SEOUL, South Korea -- The last South Korean workers at an industrial zone jointly run with North Korea left the complex yesterday, bringing activities to a halt for the first time since the park opened nearly a decade ago.
All seven workers returned to South Korea, Unification Ministry spokeswoman Park Soo-Jin said by phone. North Korea had prevented them from leaving the Kaesong complex earlier this week due to a dispute over unpaid wages and bills.
The withdrawal severs one of the last channels of inter-Korean contact and shutters a plant that has been an important source of income for the North. It comes amid weeks of tension on the Korean peninsula since Kim Jong Un's regime in February conducted an atomic test and threatened pre-emptive nuclear strikes against its enemies.

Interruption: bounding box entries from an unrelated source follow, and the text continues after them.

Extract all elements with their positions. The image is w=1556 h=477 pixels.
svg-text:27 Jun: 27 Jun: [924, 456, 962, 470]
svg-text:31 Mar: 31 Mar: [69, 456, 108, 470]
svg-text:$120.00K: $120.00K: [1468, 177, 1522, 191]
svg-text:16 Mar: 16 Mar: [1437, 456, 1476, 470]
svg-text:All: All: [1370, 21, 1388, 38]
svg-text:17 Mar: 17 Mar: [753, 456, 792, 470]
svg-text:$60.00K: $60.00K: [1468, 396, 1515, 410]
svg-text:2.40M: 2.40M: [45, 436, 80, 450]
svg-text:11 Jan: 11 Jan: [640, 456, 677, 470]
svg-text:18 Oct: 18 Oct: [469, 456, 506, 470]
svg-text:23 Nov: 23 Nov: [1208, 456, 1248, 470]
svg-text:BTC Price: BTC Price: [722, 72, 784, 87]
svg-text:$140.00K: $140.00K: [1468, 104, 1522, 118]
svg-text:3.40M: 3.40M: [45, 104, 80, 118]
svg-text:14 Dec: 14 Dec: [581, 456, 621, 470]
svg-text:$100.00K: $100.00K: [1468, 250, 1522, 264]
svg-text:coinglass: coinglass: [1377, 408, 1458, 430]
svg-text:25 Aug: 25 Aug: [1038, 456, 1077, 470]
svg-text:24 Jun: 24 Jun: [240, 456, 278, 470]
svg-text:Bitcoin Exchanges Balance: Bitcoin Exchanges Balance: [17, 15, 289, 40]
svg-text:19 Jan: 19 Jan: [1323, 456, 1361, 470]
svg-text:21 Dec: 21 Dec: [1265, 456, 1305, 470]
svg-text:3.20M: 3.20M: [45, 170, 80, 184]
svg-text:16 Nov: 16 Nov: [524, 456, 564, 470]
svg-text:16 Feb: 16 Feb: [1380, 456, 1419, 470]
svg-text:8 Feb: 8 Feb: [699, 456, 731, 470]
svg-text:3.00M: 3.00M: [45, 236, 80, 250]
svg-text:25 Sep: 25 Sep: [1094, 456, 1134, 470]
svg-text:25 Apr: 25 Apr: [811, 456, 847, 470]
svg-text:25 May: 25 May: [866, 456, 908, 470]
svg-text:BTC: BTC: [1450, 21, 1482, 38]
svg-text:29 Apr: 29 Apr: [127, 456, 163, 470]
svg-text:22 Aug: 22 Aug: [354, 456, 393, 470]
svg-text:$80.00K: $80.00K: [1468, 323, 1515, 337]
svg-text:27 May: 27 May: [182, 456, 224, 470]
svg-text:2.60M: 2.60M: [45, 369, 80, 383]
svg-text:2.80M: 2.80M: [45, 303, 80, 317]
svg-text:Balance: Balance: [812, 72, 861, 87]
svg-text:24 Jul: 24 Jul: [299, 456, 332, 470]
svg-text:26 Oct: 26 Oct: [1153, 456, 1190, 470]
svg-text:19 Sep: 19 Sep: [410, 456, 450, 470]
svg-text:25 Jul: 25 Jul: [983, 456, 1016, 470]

"The very existence of Kaesong used to ease the political tension between the two Koreas, so shutting it down even temporarily means higher geopolitical risk," Cho Bong-Hyun, a research fellow at IBK Economic Research Institute, said.
North Korea recalled all of its workers from the factory park on April 8 to protest U.S. and South Korean joint annual military drills, which concluded this week. The decision by South Korean president Park Geun-hye to withdraw workers was "inevitable" after North Korea refused to hold talks over the facility, Unification Ministry officials have said.
Kaesong has remained open during previous periods of tension.